The ex-president, who has long been known for using the court system to pursue his personal and political goals, unveiled yet another legal front on Wednesday by announcing a $500 million lawsuit alleging that Michel Cohen breached his contract as his former personal attorney.

The move raised immediate suspicions that Trump was seeking to intimidate or silence Cohen, who testified before the Manhattan grand jury and is likely to be a key witness in Bragg’s prosecution.
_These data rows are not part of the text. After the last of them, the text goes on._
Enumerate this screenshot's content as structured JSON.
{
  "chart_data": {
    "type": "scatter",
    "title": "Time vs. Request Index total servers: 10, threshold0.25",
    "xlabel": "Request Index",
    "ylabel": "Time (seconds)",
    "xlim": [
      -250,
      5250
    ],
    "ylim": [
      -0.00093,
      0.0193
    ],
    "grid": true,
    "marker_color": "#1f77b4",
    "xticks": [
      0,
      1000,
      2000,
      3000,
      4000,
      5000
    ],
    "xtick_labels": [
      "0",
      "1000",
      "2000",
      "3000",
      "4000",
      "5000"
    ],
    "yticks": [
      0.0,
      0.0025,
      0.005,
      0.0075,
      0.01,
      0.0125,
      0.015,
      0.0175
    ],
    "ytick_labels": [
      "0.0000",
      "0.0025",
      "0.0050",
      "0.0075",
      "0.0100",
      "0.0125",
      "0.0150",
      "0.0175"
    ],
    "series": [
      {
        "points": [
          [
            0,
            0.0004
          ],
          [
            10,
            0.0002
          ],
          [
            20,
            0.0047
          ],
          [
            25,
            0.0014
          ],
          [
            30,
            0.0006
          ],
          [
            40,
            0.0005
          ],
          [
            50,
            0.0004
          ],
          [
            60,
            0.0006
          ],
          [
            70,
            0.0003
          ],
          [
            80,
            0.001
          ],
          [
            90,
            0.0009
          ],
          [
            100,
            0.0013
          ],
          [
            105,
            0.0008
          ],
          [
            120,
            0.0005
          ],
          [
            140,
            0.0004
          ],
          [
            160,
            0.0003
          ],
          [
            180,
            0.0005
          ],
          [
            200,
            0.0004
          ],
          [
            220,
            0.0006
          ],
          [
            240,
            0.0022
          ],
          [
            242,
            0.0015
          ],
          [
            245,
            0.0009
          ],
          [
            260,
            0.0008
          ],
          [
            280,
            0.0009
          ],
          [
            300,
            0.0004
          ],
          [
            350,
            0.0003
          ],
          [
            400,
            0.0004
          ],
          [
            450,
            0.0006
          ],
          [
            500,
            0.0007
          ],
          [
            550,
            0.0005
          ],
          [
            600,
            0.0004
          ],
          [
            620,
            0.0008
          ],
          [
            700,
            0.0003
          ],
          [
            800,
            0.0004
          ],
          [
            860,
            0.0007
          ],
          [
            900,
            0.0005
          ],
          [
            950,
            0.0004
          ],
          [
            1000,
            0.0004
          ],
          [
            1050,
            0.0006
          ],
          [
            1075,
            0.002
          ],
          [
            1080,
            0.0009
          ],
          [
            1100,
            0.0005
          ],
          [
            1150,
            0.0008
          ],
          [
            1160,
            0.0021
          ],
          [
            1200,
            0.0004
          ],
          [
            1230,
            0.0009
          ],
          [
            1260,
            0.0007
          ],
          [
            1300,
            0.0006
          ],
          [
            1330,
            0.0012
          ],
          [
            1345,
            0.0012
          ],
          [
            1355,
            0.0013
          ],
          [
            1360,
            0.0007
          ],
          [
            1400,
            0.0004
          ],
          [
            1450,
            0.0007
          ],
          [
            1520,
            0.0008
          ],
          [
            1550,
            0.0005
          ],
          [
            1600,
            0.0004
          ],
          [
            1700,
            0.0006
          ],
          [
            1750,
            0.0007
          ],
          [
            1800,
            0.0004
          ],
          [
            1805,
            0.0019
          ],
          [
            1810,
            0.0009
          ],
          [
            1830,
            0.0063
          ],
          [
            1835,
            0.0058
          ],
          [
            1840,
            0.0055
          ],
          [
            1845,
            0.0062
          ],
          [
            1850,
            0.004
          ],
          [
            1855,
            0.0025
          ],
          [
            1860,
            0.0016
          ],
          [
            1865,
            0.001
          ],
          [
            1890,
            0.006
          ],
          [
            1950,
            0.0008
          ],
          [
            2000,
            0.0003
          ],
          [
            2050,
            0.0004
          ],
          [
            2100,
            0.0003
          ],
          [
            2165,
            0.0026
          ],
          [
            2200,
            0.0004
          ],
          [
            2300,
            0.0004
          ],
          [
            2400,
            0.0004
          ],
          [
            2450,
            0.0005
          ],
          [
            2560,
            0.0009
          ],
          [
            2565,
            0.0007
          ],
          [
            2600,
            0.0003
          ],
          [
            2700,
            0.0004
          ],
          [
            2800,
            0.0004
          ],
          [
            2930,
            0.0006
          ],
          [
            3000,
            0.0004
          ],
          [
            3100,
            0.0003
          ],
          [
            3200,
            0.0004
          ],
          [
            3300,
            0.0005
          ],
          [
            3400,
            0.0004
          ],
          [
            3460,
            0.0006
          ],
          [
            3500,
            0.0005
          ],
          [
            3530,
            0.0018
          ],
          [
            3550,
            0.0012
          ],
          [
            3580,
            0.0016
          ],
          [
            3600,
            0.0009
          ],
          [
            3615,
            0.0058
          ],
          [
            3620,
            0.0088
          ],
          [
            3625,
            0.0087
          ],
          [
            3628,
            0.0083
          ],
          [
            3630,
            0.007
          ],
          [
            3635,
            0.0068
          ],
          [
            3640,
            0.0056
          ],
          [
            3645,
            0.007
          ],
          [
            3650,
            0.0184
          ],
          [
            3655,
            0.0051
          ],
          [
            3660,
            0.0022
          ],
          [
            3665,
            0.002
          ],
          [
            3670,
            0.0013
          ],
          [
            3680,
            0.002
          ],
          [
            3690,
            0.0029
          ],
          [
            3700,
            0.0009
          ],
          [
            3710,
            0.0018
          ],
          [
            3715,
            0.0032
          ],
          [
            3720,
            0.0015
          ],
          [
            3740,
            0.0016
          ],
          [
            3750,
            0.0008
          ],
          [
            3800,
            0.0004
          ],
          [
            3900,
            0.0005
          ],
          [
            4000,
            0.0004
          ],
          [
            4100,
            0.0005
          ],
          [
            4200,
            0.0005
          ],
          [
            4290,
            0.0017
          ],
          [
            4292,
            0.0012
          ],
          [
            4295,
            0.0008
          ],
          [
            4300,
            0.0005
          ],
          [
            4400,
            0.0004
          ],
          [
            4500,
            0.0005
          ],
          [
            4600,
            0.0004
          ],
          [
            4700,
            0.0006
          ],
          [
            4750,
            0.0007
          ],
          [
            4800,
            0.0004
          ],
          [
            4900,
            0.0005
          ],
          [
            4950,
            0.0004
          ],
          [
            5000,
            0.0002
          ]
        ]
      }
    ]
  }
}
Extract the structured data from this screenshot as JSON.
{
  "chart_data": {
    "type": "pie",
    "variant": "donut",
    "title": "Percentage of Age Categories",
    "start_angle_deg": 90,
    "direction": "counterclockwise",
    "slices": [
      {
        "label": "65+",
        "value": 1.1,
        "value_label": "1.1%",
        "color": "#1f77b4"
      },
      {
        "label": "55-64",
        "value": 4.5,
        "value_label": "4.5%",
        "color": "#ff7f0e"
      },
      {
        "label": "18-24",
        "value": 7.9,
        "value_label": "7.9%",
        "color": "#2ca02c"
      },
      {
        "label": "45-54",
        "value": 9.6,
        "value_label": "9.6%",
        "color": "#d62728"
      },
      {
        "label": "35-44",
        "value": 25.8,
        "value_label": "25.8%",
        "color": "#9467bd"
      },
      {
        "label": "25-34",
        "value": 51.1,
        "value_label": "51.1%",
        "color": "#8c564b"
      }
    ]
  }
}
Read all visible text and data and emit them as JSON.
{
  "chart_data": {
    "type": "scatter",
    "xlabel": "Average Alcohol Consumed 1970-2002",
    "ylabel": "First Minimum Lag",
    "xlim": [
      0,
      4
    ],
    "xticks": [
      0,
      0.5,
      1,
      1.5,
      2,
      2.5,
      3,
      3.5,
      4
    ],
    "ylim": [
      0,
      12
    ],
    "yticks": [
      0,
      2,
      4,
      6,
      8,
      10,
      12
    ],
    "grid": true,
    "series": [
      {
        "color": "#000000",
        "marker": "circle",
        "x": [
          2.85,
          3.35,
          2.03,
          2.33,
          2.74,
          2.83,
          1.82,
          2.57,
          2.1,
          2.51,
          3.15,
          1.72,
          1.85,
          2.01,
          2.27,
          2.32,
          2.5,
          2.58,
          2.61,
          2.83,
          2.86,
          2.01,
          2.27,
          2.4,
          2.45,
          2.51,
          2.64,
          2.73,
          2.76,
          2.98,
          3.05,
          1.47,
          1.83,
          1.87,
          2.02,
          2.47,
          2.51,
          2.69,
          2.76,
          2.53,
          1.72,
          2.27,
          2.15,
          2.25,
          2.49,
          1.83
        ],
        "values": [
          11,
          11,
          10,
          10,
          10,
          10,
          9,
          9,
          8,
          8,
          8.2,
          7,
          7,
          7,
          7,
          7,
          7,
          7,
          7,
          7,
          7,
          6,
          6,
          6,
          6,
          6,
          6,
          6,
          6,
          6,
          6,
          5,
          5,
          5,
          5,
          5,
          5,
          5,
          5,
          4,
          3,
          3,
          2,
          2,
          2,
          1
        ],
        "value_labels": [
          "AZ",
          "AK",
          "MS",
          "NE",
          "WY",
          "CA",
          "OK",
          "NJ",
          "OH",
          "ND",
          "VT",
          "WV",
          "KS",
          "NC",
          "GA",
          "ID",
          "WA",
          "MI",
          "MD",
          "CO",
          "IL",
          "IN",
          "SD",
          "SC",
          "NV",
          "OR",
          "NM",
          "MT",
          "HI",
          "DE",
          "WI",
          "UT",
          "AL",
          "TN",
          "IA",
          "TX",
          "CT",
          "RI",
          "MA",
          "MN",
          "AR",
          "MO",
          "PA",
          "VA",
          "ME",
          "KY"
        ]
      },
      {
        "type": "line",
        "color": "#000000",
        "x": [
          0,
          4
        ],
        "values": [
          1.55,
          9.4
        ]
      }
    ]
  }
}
Prosecutors allege that Trump tried to hide hush money payments to adult actress Stormy Daniels to avoid harming his 2016 campaign.

CNN legal analyst Karen Friedman Agnifilo said on “Erin Burnett OutFront” on Wednesday that Trump appeared to be trying to get around the judge’s warning that the matter should not be tried in the court of public opinion. “The timing is suspect, the claims are suspect, and I also don’t logistically see how this is going to work,” Agnifilo, a former chief assistant district attorney in Manhattan, said.

House Judiciary Chairman Jim Jordan, meanwhile, stepped up his apparent effort to thwart Bragg’s investigation – or at least to discredit Bragg in the eyes of voters – in the latest move from Trump’s allies to fight the case in public before it ever reaches the courtroom. The Ohio Republican announced a slate of witnesses for a field hearing of his committee in New York on Monday as he attempts to make a case that Bragg went after Trump for political reasons.

Accountability may be coming for Trump. But he’s going to do everything he can to thwart it. Anything else would be out of character.